Elle fait signe que oui et me suit dans l’escalier.

— Ever ?

Je me retourne.

— Tu aurais dû me dire que tu pouvais lire dans les pensées des gens. Si j’avais su, je ne me serais pas moquée de tes vêtements. Désolée.

J’ouvre la porte d’entrée.

— Tu arrives vraiment à lire ce que je pense ?

— Seulement quand tu essaies de me dire quelque chose, ne t’inquiète pas. Et puis je me doutais que tu allais me demander de l’espionner, ajoute-t-elle en riant. Au fait, Ever, il faut que je t’annonce encore une chose. Il est probable que je m’absente un petit moment. Ce n’est pas parce que je suis contrariée ou que je me venge de je ne sais quoi, d’accord ? Je te promets de venir prendre de tes nouvelles, mais... je vais peut-être partir quelque temps. Je risque d’être assez occupée.

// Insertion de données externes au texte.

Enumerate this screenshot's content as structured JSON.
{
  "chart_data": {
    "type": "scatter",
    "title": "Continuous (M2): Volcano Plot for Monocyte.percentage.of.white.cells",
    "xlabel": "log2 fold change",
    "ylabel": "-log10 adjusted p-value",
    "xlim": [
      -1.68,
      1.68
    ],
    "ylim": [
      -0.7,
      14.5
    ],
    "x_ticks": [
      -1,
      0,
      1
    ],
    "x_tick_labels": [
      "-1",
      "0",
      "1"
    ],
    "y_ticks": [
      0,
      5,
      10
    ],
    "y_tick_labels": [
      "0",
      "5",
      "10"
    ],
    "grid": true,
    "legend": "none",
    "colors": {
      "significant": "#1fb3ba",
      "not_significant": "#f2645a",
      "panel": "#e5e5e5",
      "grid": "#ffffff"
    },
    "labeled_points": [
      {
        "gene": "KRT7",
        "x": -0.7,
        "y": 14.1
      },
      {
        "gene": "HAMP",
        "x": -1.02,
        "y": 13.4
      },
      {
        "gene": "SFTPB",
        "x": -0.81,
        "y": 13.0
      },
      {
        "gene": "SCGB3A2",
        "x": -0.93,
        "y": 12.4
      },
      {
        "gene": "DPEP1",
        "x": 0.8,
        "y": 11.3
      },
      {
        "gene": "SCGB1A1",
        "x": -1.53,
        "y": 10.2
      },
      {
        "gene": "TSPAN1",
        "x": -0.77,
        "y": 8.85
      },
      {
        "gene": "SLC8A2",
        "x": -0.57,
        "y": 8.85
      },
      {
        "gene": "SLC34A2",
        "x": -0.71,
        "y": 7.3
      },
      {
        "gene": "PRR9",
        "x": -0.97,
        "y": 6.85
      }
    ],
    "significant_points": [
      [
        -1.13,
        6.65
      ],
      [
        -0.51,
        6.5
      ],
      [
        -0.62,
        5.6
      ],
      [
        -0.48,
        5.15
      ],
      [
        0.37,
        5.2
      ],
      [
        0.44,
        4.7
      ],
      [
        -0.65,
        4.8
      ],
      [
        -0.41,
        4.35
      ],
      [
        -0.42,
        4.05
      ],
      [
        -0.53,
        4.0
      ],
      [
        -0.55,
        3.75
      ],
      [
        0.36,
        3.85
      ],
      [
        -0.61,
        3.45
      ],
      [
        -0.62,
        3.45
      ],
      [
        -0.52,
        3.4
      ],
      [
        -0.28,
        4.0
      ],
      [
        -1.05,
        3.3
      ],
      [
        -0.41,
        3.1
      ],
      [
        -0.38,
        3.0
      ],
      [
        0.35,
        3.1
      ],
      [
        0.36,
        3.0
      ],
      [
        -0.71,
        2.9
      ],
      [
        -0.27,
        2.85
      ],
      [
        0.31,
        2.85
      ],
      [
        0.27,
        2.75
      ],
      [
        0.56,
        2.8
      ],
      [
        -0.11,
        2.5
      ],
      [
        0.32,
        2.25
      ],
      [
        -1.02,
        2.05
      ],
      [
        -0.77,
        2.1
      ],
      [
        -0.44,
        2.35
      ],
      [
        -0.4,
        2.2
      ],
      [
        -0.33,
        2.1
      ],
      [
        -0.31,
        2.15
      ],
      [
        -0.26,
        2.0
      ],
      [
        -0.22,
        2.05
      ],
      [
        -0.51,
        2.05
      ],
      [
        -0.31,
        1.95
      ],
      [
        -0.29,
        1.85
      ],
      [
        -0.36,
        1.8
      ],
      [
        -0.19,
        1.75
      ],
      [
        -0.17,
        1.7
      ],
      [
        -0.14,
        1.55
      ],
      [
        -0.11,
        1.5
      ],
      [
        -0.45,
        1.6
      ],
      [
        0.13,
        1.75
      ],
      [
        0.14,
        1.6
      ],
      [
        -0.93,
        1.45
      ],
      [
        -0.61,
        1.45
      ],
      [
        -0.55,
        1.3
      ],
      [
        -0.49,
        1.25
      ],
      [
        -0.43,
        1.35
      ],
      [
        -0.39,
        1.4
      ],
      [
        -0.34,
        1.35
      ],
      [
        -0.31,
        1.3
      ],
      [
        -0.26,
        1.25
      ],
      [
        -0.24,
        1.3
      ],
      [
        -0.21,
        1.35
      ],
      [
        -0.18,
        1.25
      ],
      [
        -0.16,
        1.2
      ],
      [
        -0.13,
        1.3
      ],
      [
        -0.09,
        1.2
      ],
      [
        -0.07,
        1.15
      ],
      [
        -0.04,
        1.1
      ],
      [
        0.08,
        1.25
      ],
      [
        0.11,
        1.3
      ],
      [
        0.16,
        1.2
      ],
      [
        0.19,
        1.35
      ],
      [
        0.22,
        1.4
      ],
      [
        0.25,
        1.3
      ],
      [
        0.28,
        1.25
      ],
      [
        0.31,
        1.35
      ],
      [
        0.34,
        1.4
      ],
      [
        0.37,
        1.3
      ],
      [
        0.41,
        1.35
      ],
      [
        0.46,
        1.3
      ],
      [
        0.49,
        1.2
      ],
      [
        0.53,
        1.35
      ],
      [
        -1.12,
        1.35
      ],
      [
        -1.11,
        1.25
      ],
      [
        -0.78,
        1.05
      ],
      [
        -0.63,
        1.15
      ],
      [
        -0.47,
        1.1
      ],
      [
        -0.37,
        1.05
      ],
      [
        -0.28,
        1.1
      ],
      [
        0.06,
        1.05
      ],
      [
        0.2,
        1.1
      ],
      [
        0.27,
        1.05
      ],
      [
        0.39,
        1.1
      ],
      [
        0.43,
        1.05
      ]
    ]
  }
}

Je sens la panique m’envahir.

— Mais tu vas revenir ?

Elle se force à sourire.

— Bien sûr, promis. Sauf que... je ne sais pas quand.

— Tu ne vas pas m’abandonner, hein ? Bon, alors, bonne chance, dis-je en la voyant secouer la tête.

J’aimerais pouvoir la prendre dans mes bras et la serrer très fort pour la convaincre de rester, mais je sais que c’est impossible. Alors je monte dans ma voiture et démarre.